PITTSBURGH (KDKA) -- Christian Tabernacle Church on Centre Avenue is flanked by a cordon of Greyhound buses.

The sanctuary is filled with drivers who have come to honor one of their own. Clyde Barnett suffered a fatal stroke in a New York City bus station, just after his final run from Pittsburgh.

The 70-year-old Hill District man had been taking passengers home for 41 years. Friends and family had kind words to say about the man known to many as Uncle Clyde.

Fellow drivers? It took four buses to drive them to the service. From Chicago and New York, Philadelphia, Detroit and Richmond, they come to say "Goodbye."

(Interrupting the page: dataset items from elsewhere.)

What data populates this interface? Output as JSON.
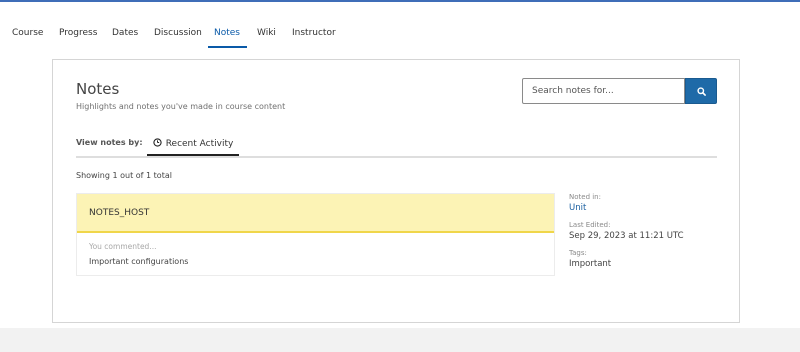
{
  "nav": {
    "tabs": [
      {
        "label": "Course"
      },
      {
        "label": "Progress"
      },
      {
        "label": "Dates"
      },
      {
        "label": "Discussion"
      },
      {
        "label": "Notes",
        "active": true
      },
      {
        "label": "Wiki"
      },
      {
        "label": "Instructor"
      }
    ]
  },
  "notes_page": {
    "title": "Notes",
    "subtitle": "Highlights and notes you've made in course content",
    "search": {
      "placeholder": "Search notes for...",
      "value": "",
      "button_icon": "search-icon"
    },
    "view_by": {
      "label": "View notes by:",
      "tab_label": "Recent Activity",
      "tab_icon": "clock-icon"
    },
    "showing": "Showing 1 out of 1 total",
    "notes": [
      {
        "highlight": "NOTES_HOST",
        "comment_label": "You commented...",
        "comment": "Important configurations",
        "noted_in_label": "Noted in:",
        "noted_in": "Unit",
        "last_edited_label": "Last Edited:",
        "last_edited": "Sep 29, 2023 at 11:21 UTC",
        "tags_label": "Tags:",
        "tags": "Important"
      }
    ]
  },
  "colors": {
    "accent": "#0a5aa8",
    "search_button": "#1e6aa8",
    "highlight_bg": "#fcf3b5",
    "highlight_border": "#f0d64a",
    "top_bar": "#3f6db8"
  }
}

"We started as young men back in the seventies, with Trailways." Fellow driver and long-time friend Guy Calhoun, now retired, lived in the same apartment building. He and his friend had a routine before each run.

"Because he had his bag and everything, he'd go out and I'd stand on the porch, wave goodbye, and I'd tell him 'Clyde, have a safe trip. See you when you get back.'"

Funeral director Elliott White was the late driver's cousin. "He stuck with us. And he made his final journey to New York. He did something he loved. He loved driving his buses. And the way he lived is the way he died."

The hearse pulls away from the curb, followed by four buses filled with drivers. As it was when he drove, Clyde Barnett does not travel alone.